Policial • 16:22h • 27 de março de 2026
Inteligência policial avança e muda atuação da PM, explica Cabo Laura Honda
Uso de dados, tecnologia e integração entre órgãos permite antecipar crimes e tornar ações mais eficientes
Jornalista: Luis Potenza MTb 37.357 | Com informações da Dampress Assessoria | Foto: Arquivo/Âncora1
A forma de atuação das forças de segurança pública no Brasil está passando por uma transformação. Antes focado majoritariamente na resposta após o crime, o trabalho policial passa a incorporar cada vez mais estratégias de inteligência, com uso de dados e tecnologia para antecipar riscos e prevenir ocorrências.

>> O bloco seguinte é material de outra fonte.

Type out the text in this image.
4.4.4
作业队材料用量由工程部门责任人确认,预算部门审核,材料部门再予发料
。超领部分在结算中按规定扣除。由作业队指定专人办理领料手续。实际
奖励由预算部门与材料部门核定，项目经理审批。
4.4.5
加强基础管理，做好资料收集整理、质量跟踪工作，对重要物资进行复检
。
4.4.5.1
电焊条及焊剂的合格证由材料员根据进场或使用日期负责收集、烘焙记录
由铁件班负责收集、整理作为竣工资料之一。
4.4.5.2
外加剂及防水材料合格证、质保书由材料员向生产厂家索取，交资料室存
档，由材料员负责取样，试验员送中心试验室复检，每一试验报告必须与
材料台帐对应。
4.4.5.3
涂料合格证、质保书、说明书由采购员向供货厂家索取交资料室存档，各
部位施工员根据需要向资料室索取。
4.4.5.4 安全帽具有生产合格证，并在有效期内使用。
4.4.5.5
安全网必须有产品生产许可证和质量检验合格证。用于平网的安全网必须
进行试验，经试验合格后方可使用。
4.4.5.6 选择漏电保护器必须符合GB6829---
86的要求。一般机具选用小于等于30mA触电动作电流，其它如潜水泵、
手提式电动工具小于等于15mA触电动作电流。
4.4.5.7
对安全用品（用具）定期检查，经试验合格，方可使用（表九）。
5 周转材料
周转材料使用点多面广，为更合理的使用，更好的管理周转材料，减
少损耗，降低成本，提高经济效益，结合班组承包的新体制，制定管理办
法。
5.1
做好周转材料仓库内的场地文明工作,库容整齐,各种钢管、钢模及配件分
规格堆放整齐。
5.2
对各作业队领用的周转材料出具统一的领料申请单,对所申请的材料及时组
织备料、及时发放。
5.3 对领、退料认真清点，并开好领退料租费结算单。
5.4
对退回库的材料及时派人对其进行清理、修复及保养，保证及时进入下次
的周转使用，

Em estados como São Paulo, ferramentas de análise estatística e georreferenciamento já permitem identificar áreas com maior incidência de delitos, conhecidas como “manchas criminais”. Com isso, o patrulhamento deixa de ser aleatório e passa a seguir planejamento estratégico, direcionando equipes para locais e horários com maior probabilidade de ocorrências.
Além disso, a inteligência policial integra recursos como câmeras, sistemas de monitoramento, cruzamento de dados e reconhecimento de padrões, ampliando a capacidade de identificar comportamentos suspeitos e agir de forma preventiva.
Para a Cabo Laura Bastos Honda, da Polícia Militar do Estado de São Paulo, essa mudança representa um avanço na atuação policial. Segundo ela, o uso de informações qualificadas torna o trabalho mais eficiente e direcionado. A atuação passa a ser baseada em evidências, o que contribui para reduzir a ocorrência de crimes e melhorar a sensação de segurança da população.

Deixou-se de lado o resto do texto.